SAO PAULO: Venezuelan electoral officials say voters have narrowly elected Hugo Chavez's hand-picked successor as president in a close battle.Winner Nicolas Maduro campaigned on a promise to carry...
By
AFP
|
April 15, 2013
SAO PAULO: Venezuelan electoral officials say voters have narrowly elected Hugo Chavez's hand-picked successor as president in a close battle.
Winner Nicolas Maduro campaigned on a promise to carry on Mr. Chavez's self-styled socialist revolution, and defeated a two-time challenger who claimed the late president's regime has put Venezuela on the road to ruin.
Officials say Mr. Maduro, former acting president, defeated Henrique Capriles by just 300,000 votes. The margin was 50.8% to 49.1%.
Speaking from Caracas, Venezuelan journalist Virginia Lopez told Sky News: "I think this has caught the whole country by a surprise.
"We got used to Chavez winning by handsome margins so to have an election won on a matter of 300,000 votes is quite incredible."
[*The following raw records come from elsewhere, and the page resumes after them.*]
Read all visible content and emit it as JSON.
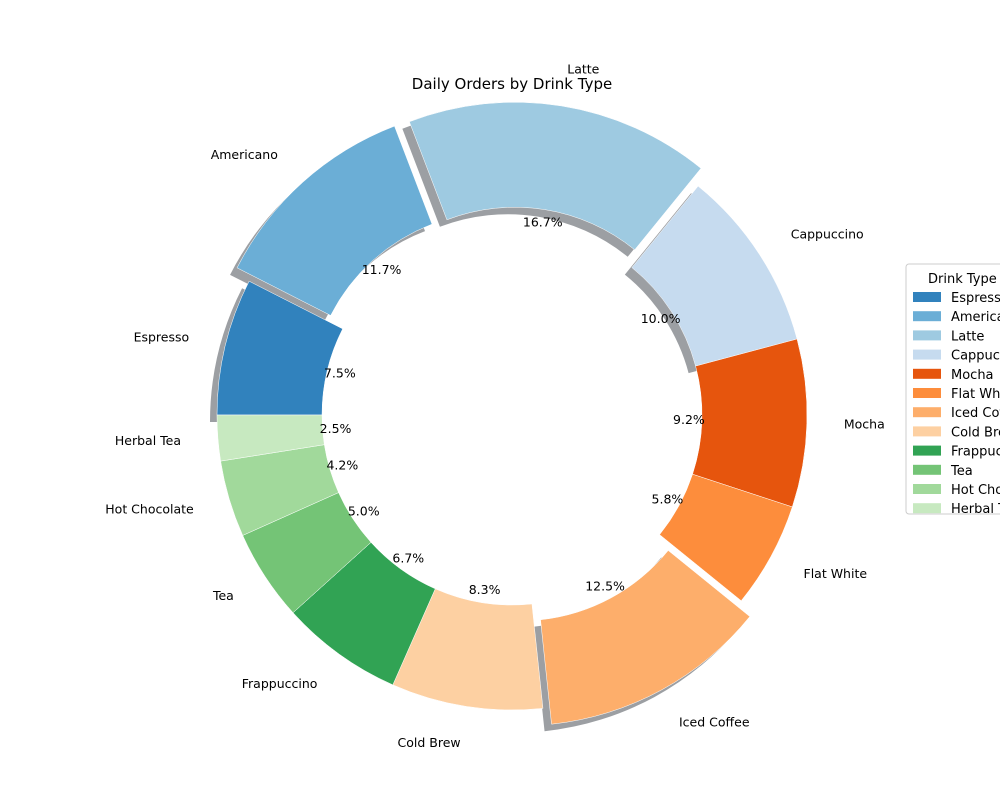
{
  "chart_data": {
    "type": "pie",
    "donut": true,
    "title": "Daily Orders by Drink Type",
    "legend": {
      "title": "Drink Type",
      "placement": "center-right"
    },
    "start_angle": 180,
    "direction": "clockwise",
    "slices": [
      {
        "label": "Espresso",
        "percent": 7.5,
        "pct_label": "7.5%",
        "color": "#3182bd",
        "exploded": false,
        "shadow": true
      },
      {
        "label": "Americano",
        "percent": 11.7,
        "pct_label": "11.7%",
        "color": "#6baed6",
        "exploded": true,
        "shadow": true
      },
      {
        "label": "Latte",
        "percent": 16.7,
        "pct_label": "16.7%",
        "color": "#9ecae1",
        "exploded": true,
        "shadow": true
      },
      {
        "label": "Cappuccino",
        "percent": 10.0,
        "pct_label": "10.0%",
        "color": "#c6dbef",
        "exploded": false,
        "shadow": true
      },
      {
        "label": "Mocha",
        "percent": 9.2,
        "pct_label": "9.2%",
        "color": "#e6550d",
        "exploded": false,
        "shadow": false
      },
      {
        "label": "Flat White",
        "percent": 5.8,
        "pct_label": "5.8%",
        "color": "#fd8d3c",
        "exploded": false,
        "shadow": false
      },
      {
        "label": "Iced Coffee",
        "percent": 12.5,
        "pct_label": "12.5%",
        "color": "#fdae6b",
        "exploded": true,
        "shadow": true
      },
      {
        "label": "Cold Brew",
        "percent": 8.3,
        "pct_label": "8.3%",
        "color": "#fdd0a2",
        "exploded": false,
        "shadow": false
      },
      {
        "label": "Frappuccino",
        "percent": 6.7,
        "pct_label": "6.7%",
        "color": "#31a354",
        "exploded": false,
        "shadow": false
      },
      {
        "label": "Tea",
        "percent": 5.0,
        "pct_label": "5.0%",
        "color": "#74c476",
        "exploded": false,
        "shadow": false
      },
      {
        "label": "Hot Chocolate",
        "percent": 4.2,
        "pct_label": "4.2%",
        "color": "#a1d99b",
        "exploded": false,
        "shadow": false
      },
      {
        "label": "Herbal Tea",
        "percent": 2.5,
        "pct_label": "2.5%",
        "color": "#c7e9c0",
        "exploded": false,
        "shadow": false
      }
    ]
  }
}
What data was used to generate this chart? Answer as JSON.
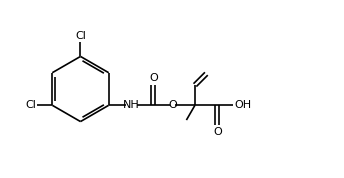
{
  "bg": "#ffffff",
  "lc": "#000000",
  "lw": 1.2,
  "fs": 8.0,
  "figsize": [
    3.44,
    1.78
  ],
  "dpi": 100,
  "xlim": [
    -0.5,
    10.5
  ],
  "ylim": [
    0.2,
    5.5
  ]
}
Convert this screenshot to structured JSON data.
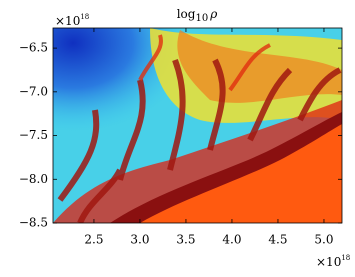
{
  "chart_data": {
    "type": "heatmap",
    "title": {
      "text": "log",
      "subscript": "10",
      "symbol": "ρ"
    },
    "xlim": [
      2.055,
      5.196
    ],
    "ylim": [
      -8.5,
      -6.27
    ],
    "xticks": [
      2.5,
      {
        "value": 3,
        "label": "3.0"
      },
      3.5,
      {
        "value": 4,
        "label": "4.0"
      },
      4.5,
      {
        "value": 5,
        "label": "5.0"
      }
    ],
    "yticks": [
      {
        "value": -6.5,
        "label": "−6.5"
      },
      {
        "value": -7,
        "label": "−7.0"
      },
      {
        "value": -7.5,
        "label": "−7.5"
      },
      {
        "value": -8,
        "label": "−8.0"
      },
      {
        "value": -8.5,
        "label": "−8.5"
      }
    ],
    "x_offset": {
      "base": "×10",
      "exponent": "18"
    },
    "y_offset": {
      "base": "×10",
      "exponent": "18"
    }
  }
}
Addressing a crowd from the presidential palace, Mr. Maduro called his victory further proof that Mr. Chavez "continues to be invincible, that he continues to win battles".
He said that Mr. Capriles had called him before the results were announced to suggest a "pact" and that Mr. Maduro refused.
There was no immediate word from Capriles.
Turnout was 78%, down from just over 80% in the October election that Mr. Chavez won by a nearly 11-point margin.
National Electoral Council president Tibisay Lucena told a news conference: "These are the irreversible results that the people have decided."
Mr. Maduro, a longtime foreign minister to Mr. Chavez, rode a wave of sympathy for the charismatic leader to victory, pinning his hopes on the immense loyalty for his boss among millions of poor beneficiaries of government largesse and the powerful state apparatus that Mr. Chavez skillfully consolidated.
Millions of Venezuelans were lifted out of poverty under Mr. Chavez, but many also believe his government not only squandered, but plundered, much of the $1trn in oil revenues during his tenure.
Venezuelans are afflicted by chronic power outages, crumbling infrastructure, unfinished public works projects, double-digit inflation, food and medicine shortages, and rampant crime - one of the world's highest murder and kidnapping rates - that the opposition said worsened after Mr. Chavez died on March 5 after battling cancer.